A nostalgia dos cromos 

O jornalista Eurico de Barros tem o talento da observação e da descrição daquelas coisas pequenas ou grandes que fazem a vida das pessoas.
E escreve bem, circunstância que não pode deixar de realçar-se nos tempos que correm.
Para amostra, eis um artigo de Eurico de Barros no "Diário de Notícias".

A nostalgia dos cromos
Marcello Mathias escreveu no seu livro Diário da Índia "A história de um homem é a história das suas nostalgias." As minhas nostalgias, confesso-o, são todas modestas, algumas mesmo ridículas. Uma delas é a nostalgia das colecções de cromos da infância e início de juventude.
Quando olho para as coisas pífias que hoje passam por colecções de cromos, dá-me vontade de rir. No meu tempo - todos os nostálgicos gostam muito de escrever "no meu tempo" -, as colecções de cromos eram a sério, e fazíamo-las com fervor, aplicação e os dedos pegajosos de cola, entre os trabalhos de casa e os poucos programas que nos autorizavam que víssemos no único canal de televisão existente. Completar uma caderneta de cromos era uma aventura, um gosto, um desafio e também um bocadinho da nossa educação, porque sem repararmos nisso aprendíamos sempre alguma coisa nova.
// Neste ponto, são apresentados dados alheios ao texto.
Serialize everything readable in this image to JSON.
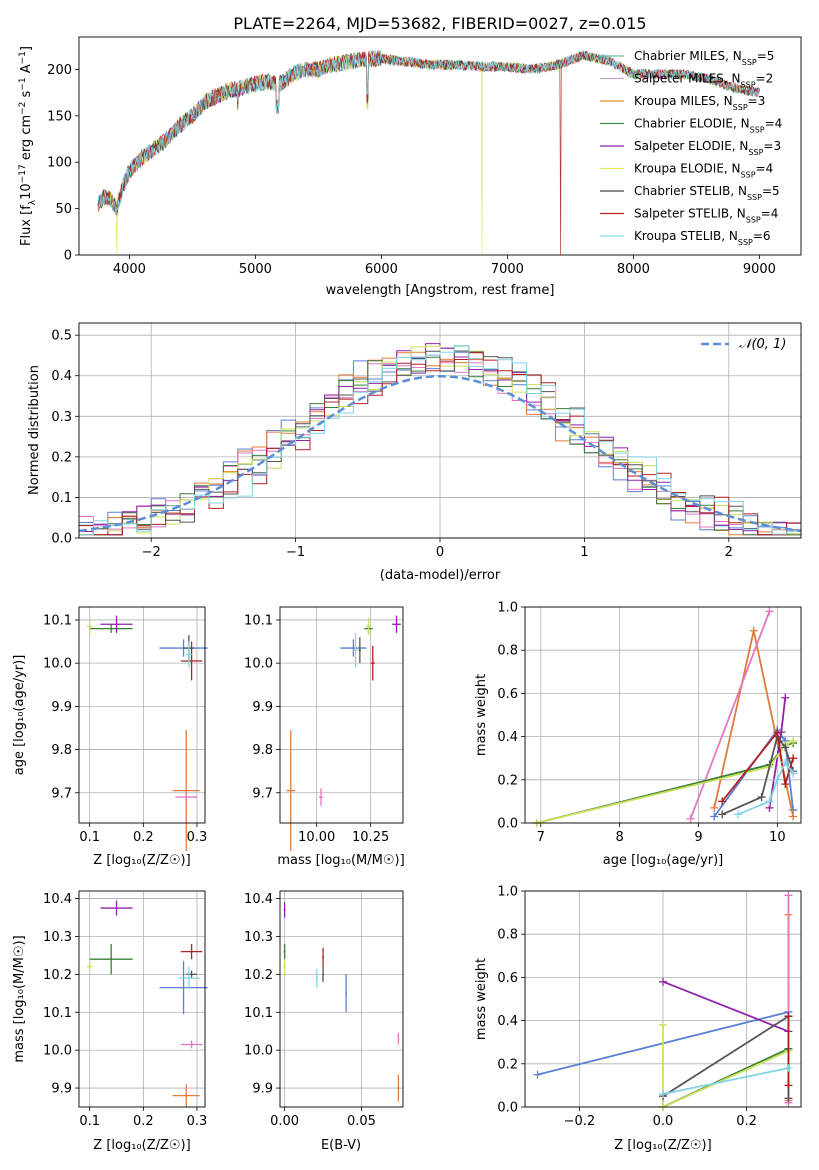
{
  "colors": {
    "series": [
      "#66c2a5",
      "#c2a5cf",
      "#e08a2c",
      "#4a8a4a",
      "#8e24aa",
      "#e6e65a",
      "#444444",
      "#b22222",
      "#80deea"
    ],
    "gauss": "#5b8fd6",
    "hist": [
      "#5b7fd6",
      "#e07b39",
      "#e377c2",
      "#3a7d3a",
      "#8e24aa",
      "#c8e05a",
      "#555555",
      "#b22222",
      "#80d4e6"
    ]
  },
  "chart_data": [
    {
      "type": "line",
      "title": "PLATE=2264, MJD=53682, FIBERID=0027, z=0.015",
      "xlabel": "wavelength [Angstrom, rest frame]",
      "ylabel": "Flux [f",
      "ylabel_parts": {
        "a": "Flux [f",
        "sub1": "λ",
        "b": "10",
        "sup1": "−17",
        "c": " erg cm",
        "sup2": "−2",
        "d": " s",
        "sup3": "−1",
        "e": " A",
        "sup4": "−1",
        "f": "]"
      },
      "xlim": [
        3600,
        9330
      ],
      "ylim": [
        0,
        235
      ],
      "xticks": [
        4000,
        5000,
        6000,
        7000,
        8000,
        9000
      ],
      "yticks": [
        0,
        50,
        100,
        150,
        200
      ],
      "legend_position": "right",
      "legend": [
        {
          "name": "Chabrier MILES, N",
          "sub": "SSP",
          "n": "=5"
        },
        {
          "name": "Salpeter MILES, N",
          "sub": "SSP",
          "n": "=2"
        },
        {
          "name": "Kroupa MILES, N",
          "sub": "SSP",
          "n": "=3"
        },
        {
          "name": "Chabrier ELODIE, N",
          "sub": "SSP",
          "n": "=4"
        },
        {
          "name": "Salpeter ELODIE, N",
          "sub": "SSP",
          "n": "=3"
        },
        {
          "name": "Kroupa ELODIE, N",
          "sub": "SSP",
          "n": "=4"
        },
        {
          "name": "Chabrier STELIB, N",
          "sub": "SSP",
          "n": "=5"
        },
        {
          "name": "Salpeter STELIB, N",
          "sub": "SSP",
          "n": "=4"
        },
        {
          "name": "Kroupa STELIB, N",
          "sub": "SSP",
          "n": "=6"
        }
      ],
      "spectrum_anchors": {
        "x": [
          3750,
          3800,
          3850,
          3900,
          3950,
          4000,
          4100,
          4200,
          4300,
          4400,
          4500,
          4600,
          4700,
          4800,
          4900,
          5000,
          5100,
          5200,
          5300,
          5400,
          5500,
          5600,
          5800,
          6000,
          6200,
          6400,
          6600,
          6800,
          7000,
          7200,
          7400,
          7600,
          7800,
          8000,
          8200,
          8400,
          8600,
          8800,
          9000
        ],
        "y": [
          55,
          62,
          60,
          50,
          75,
          90,
          105,
          115,
          125,
          140,
          150,
          165,
          172,
          178,
          180,
          185,
          187,
          185,
          195,
          200,
          200,
          205,
          210,
          212,
          208,
          205,
          205,
          203,
          203,
          200,
          205,
          215,
          210,
          195,
          195,
          195,
          190,
          180,
          175
        ]
      },
      "dips": [
        {
          "x": 3900,
          "y": 0,
          "series": 5
        },
        {
          "x": 6800,
          "y": 0,
          "series": 5
        },
        {
          "x": 7420,
          "y": 0,
          "series": 7
        }
      ]
    },
    {
      "type": "histogram",
      "xlabel": "(data-model)/error",
      "ylabel": "Normed distribution",
      "xlim": [
        -2.5,
        2.5
      ],
      "ylim": [
        0,
        0.53
      ],
      "xticks": [
        -2,
        -1,
        0,
        1,
        2
      ],
      "yticks": [
        0.0,
        0.1,
        0.2,
        0.3,
        0.4,
        0.5
      ],
      "grid": true,
      "legend": [
        {
          "name": "𝒩(0, 1)",
          "style": "dashed"
        }
      ],
      "legend_position": "top-right",
      "gauss": {
        "mu": 0,
        "sigma": 1
      },
      "bin_width": 0.1
    },
    {
      "type": "scatter",
      "xlabel": "Z [log₁₀(Z/Z☉)]",
      "ylabel": "age  [log₁₀(age/yr)]",
      "xlim": [
        0.08,
        0.315
      ],
      "ylim": [
        9.63,
        10.13
      ],
      "xticks": [
        0.1,
        0.2,
        0.3
      ],
      "yticks": [
        9.7,
        9.8,
        9.9,
        10.0,
        10.1
      ],
      "points": [
        {
          "x": 0.275,
          "y": 10.035,
          "xerr": 0.045,
          "yerr": 0.02,
          "series": 0
        },
        {
          "x": 0.28,
          "y": 9.705,
          "xerr": 0.025,
          "yerr": 0.14,
          "series": 1
        },
        {
          "x": 0.28,
          "y": 9.69,
          "xerr": 0.02,
          "yerr": 0.01,
          "series": 2
        },
        {
          "x": 0.14,
          "y": 10.08,
          "xerr": 0.04,
          "yerr": 0.01,
          "series": 3
        },
        {
          "x": 0.15,
          "y": 10.09,
          "xerr": 0.03,
          "yerr": 0.02,
          "series": 4
        },
        {
          "x": 0.1,
          "y": 10.085,
          "xerr": 0.005,
          "yerr": 0.02,
          "series": 5
        },
        {
          "x": 0.285,
          "y": 10.035,
          "xerr": 0.01,
          "yerr": 0.03,
          "series": 6
        },
        {
          "x": 0.29,
          "y": 10.005,
          "xerr": 0.02,
          "yerr": 0.045,
          "series": 7
        },
        {
          "x": 0.285,
          "y": 10.02,
          "xerr": 0.005,
          "yerr": 0.03,
          "series": 8
        }
      ]
    },
    {
      "type": "scatter",
      "xlabel": "mass [log₁₀(M/M☉)]",
      "ylabel": "",
      "xlim": [
        9.83,
        10.4
      ],
      "ylim": [
        9.63,
        10.13
      ],
      "xticks": [
        10.0,
        10.25
      ],
      "xticklabels": [
        "10.00",
        "10.25"
      ],
      "yticks": [
        9.7,
        9.8,
        9.9,
        10.0,
        10.1
      ],
      "points": [
        {
          "x": 10.17,
          "y": 10.035,
          "xerr": 0.06,
          "yerr": 0.02,
          "series": 0
        },
        {
          "x": 9.88,
          "y": 9.705,
          "xerr": 0.02,
          "yerr": 0.14,
          "series": 1
        },
        {
          "x": 10.02,
          "y": 9.69,
          "xerr": 0.01,
          "yerr": 0.02,
          "series": 2
        },
        {
          "x": 10.24,
          "y": 10.08,
          "xerr": 0.02,
          "yerr": 0.01,
          "series": 3
        },
        {
          "x": 10.37,
          "y": 10.09,
          "xerr": 0.02,
          "yerr": 0.02,
          "series": 4
        },
        {
          "x": 10.24,
          "y": 10.085,
          "xerr": 0.01,
          "yerr": 0.02,
          "series": 5
        },
        {
          "x": 10.2,
          "y": 10.03,
          "xerr": 0.005,
          "yerr": 0.03,
          "series": 6
        },
        {
          "x": 10.26,
          "y": 10.0,
          "xerr": 0.01,
          "yerr": 0.04,
          "series": 7
        },
        {
          "x": 10.18,
          "y": 10.03,
          "xerr": 0.01,
          "yerr": 0.04,
          "series": 8
        }
      ]
    },
    {
      "type": "line",
      "xlabel": "age  [log₁₀(age/yr)]",
      "ylabel": "mass weight",
      "xlim": [
        6.8,
        10.3
      ],
      "ylim": [
        0,
        1.0
      ],
      "xticks": [
        7,
        8,
        9,
        10
      ],
      "yticks": [
        0.0,
        0.2,
        0.4,
        0.6,
        0.8,
        1.0
      ],
      "grid": true,
      "series": [
        {
          "x": [
            9.2,
            10.0,
            10.1,
            10.2
          ],
          "y": [
            0.03,
            0.43,
            0.38,
            0.06
          ],
          "color": 0
        },
        {
          "x": [
            9.2,
            9.7,
            10.2
          ],
          "y": [
            0.07,
            0.89,
            0.03
          ],
          "color": 1
        },
        {
          "x": [
            8.9,
            9.9
          ],
          "y": [
            0.02,
            0.98
          ],
          "color": 2
        },
        {
          "x": [
            6.95,
            9.9,
            10.1,
            10.2
          ],
          "y": [
            0.0,
            0.27,
            0.36,
            0.37
          ],
          "color": 3
        },
        {
          "x": [
            9.9,
            10.05,
            10.1
          ],
          "y": [
            0.07,
            0.42,
            0.58
          ],
          "color": 4
        },
        {
          "x": [
            6.95,
            9.9,
            10.1,
            10.2
          ],
          "y": [
            0.0,
            0.26,
            0.36,
            0.38
          ],
          "color": 5
        },
        {
          "x": [
            9.3,
            9.8,
            10.0,
            10.1,
            10.2
          ],
          "y": [
            0.04,
            0.12,
            0.4,
            0.35,
            0.24
          ],
          "color": 6
        },
        {
          "x": [
            9.3,
            10.0,
            10.1,
            10.2
          ],
          "y": [
            0.1,
            0.42,
            0.18,
            0.3
          ],
          "color": 7
        },
        {
          "x": [
            9.5,
            9.9,
            10.0,
            10.1,
            10.2
          ],
          "y": [
            0.04,
            0.1,
            0.2,
            0.28,
            0.23
          ],
          "color": 8
        }
      ]
    },
    {
      "type": "scatter",
      "xlabel": "Z [log₁₀(Z/Z☉)]",
      "ylabel": "mass [log₁₀(M/M☉)]",
      "xlim": [
        0.08,
        0.315
      ],
      "ylim": [
        9.85,
        10.42
      ],
      "xticks": [
        0.1,
        0.2,
        0.3
      ],
      "yticks": [
        9.9,
        10.0,
        10.1,
        10.2,
        10.3,
        10.4
      ],
      "points": [
        {
          "x": 0.275,
          "y": 10.165,
          "xerr": 0.045,
          "yerr": 0.07,
          "series": 0
        },
        {
          "x": 0.28,
          "y": 9.88,
          "xerr": 0.025,
          "yerr": 0.03,
          "series": 1
        },
        {
          "x": 0.29,
          "y": 10.015,
          "xerr": 0.02,
          "yerr": 0.01,
          "series": 2
        },
        {
          "x": 0.14,
          "y": 10.24,
          "xerr": 0.04,
          "yerr": 0.04,
          "series": 3
        },
        {
          "x": 0.15,
          "y": 10.375,
          "xerr": 0.03,
          "yerr": 0.02,
          "series": 4
        },
        {
          "x": 0.1,
          "y": 10.22,
          "xerr": 0.005,
          "yerr": 0.01,
          "series": 5
        },
        {
          "x": 0.29,
          "y": 10.2,
          "xerr": 0.01,
          "yerr": 0.01,
          "series": 6
        },
        {
          "x": 0.29,
          "y": 10.26,
          "xerr": 0.02,
          "yerr": 0.02,
          "series": 7
        },
        {
          "x": 0.285,
          "y": 10.19,
          "xerr": 0.02,
          "yerr": 0.03,
          "series": 8
        }
      ]
    },
    {
      "type": "scatter",
      "xlabel": "E(B-V)",
      "ylabel": "",
      "xlim": [
        -0.003,
        0.077
      ],
      "ylim": [
        9.85,
        10.42
      ],
      "xticks": [
        0.0,
        0.05
      ],
      "xticklabels": [
        "0.00",
        "0.05"
      ],
      "yticks": [
        9.9,
        10.0,
        10.1,
        10.2,
        10.3,
        10.4
      ],
      "points": [
        {
          "x": 0.04,
          "y": 10.15,
          "xerr": 0,
          "yerr": 0.05,
          "series": 0
        },
        {
          "x": 0.074,
          "y": 9.9,
          "xerr": 0,
          "yerr": 0.035,
          "series": 1
        },
        {
          "x": 0.074,
          "y": 10.03,
          "xerr": 0,
          "yerr": 0.015,
          "series": 2
        },
        {
          "x": 0.0,
          "y": 10.26,
          "xerr": 0,
          "yerr": 0.02,
          "series": 3
        },
        {
          "x": 0.0,
          "y": 10.37,
          "xerr": 0,
          "yerr": 0.02,
          "series": 4
        },
        {
          "x": 0.0,
          "y": 10.22,
          "xerr": 0,
          "yerr": 0.02,
          "series": 5
        },
        {
          "x": 0.025,
          "y": 10.2,
          "xerr": 0,
          "yerr": 0.02,
          "series": 6
        },
        {
          "x": 0.025,
          "y": 10.245,
          "xerr": 0,
          "yerr": 0.025,
          "series": 7
        },
        {
          "x": 0.021,
          "y": 10.19,
          "xerr": 0,
          "yerr": 0.025,
          "series": 8
        }
      ]
    },
    {
      "type": "line",
      "xlabel": "Z [log₁₀(Z/Z☉)]",
      "ylabel": "mass weight",
      "xlim": [
        -0.33,
        0.33
      ],
      "ylim": [
        0,
        1.0
      ],
      "xticks": [
        -0.2,
        0.0,
        0.2
      ],
      "xticklabels": [
        "−0.2",
        "0.0",
        "0.2"
      ],
      "yticks": [
        0.0,
        0.2,
        0.4,
        0.6,
        0.8,
        1.0
      ],
      "grid": true,
      "series": [
        {
          "x": [
            -0.3,
            0.3
          ],
          "y": [
            0.15,
            0.44
          ],
          "color": 0
        },
        {
          "x": [
            0.3,
            0.3
          ],
          "y": [
            0.03,
            0.89
          ],
          "color": 1
        },
        {
          "x": [
            0.3,
            0.3
          ],
          "y": [
            0.02,
            0.98
          ],
          "color": 2
        },
        {
          "x": [
            0.0,
            0.3
          ],
          "y": [
            0.0,
            0.27
          ],
          "color": 3
        },
        {
          "x": [
            0.0,
            0.3,
            0.3
          ],
          "y": [
            0.58,
            0.35,
            0.42
          ],
          "color": 4
        },
        {
          "x": [
            0.0,
            0.0,
            0.3
          ],
          "y": [
            0.38,
            0.0,
            0.26
          ],
          "color": 5
        },
        {
          "x": [
            0.0,
            0.3,
            0.3
          ],
          "y": [
            0.05,
            0.42,
            0.04
          ],
          "color": 6
        },
        {
          "x": [
            0.3,
            0.3
          ],
          "y": [
            0.1,
            0.42
          ],
          "color": 7
        },
        {
          "x": [
            0.0,
            0.3
          ],
          "y": [
            0.06,
            0.18
          ],
          "color": 8
        }
      ]
    }
  ]
}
Como nunca liguei aos cromos da bola, por sempre ter tido pouca estima pelo futebol, as minhas colecções tendiam para o didáctico. Por exemplo, a História de Portugal, com os desenhos de Carlos Alberto e os textos em cápsulas de patriotismo a acompanhar cada rectângulozinho colorido; a Maravilhas do Mundo Animal, com a invulgar caderneta rectangular e a capa "dramática", o tigre a rugir e a cobra em posição de dar o bote; ou a Raças e Povos do Mundo (ou seria só Raças do Mundo? - todos os nostálgicos são afligidos por lapsos de memória). Estão a imaginar alguém atrever--se a lançar uma colecção de cromos com a palavra "raça" no título, nestes tempos de democracia hipócrita e vigiada?
Havia também as colecções de vedetas de cinema e de filmes, a que nunca liguei muita importância, apesar de o meu amor pelas fitas se ter manifestado muito cedo. Mas lembro- -me de uma prima andar em desespero à procura do cromo "difícil" de uma star de Hollywood, e tê-lo conseguido de uma amiga à força de ameaças doces, cinco escudos e 80 "repetidos" do seu acervo. (Os cromos também ensinavam a fazer comércio).
Um ex-colega de faculdade, camarada de escrever nos jornais e maluquinho de cromos, disse-me que há no Bairro Alto uma casa onde se vendem carteiras e cadernetas dos bons tempos. Um dia destes, vou lá pôr a nostalgia a pastar.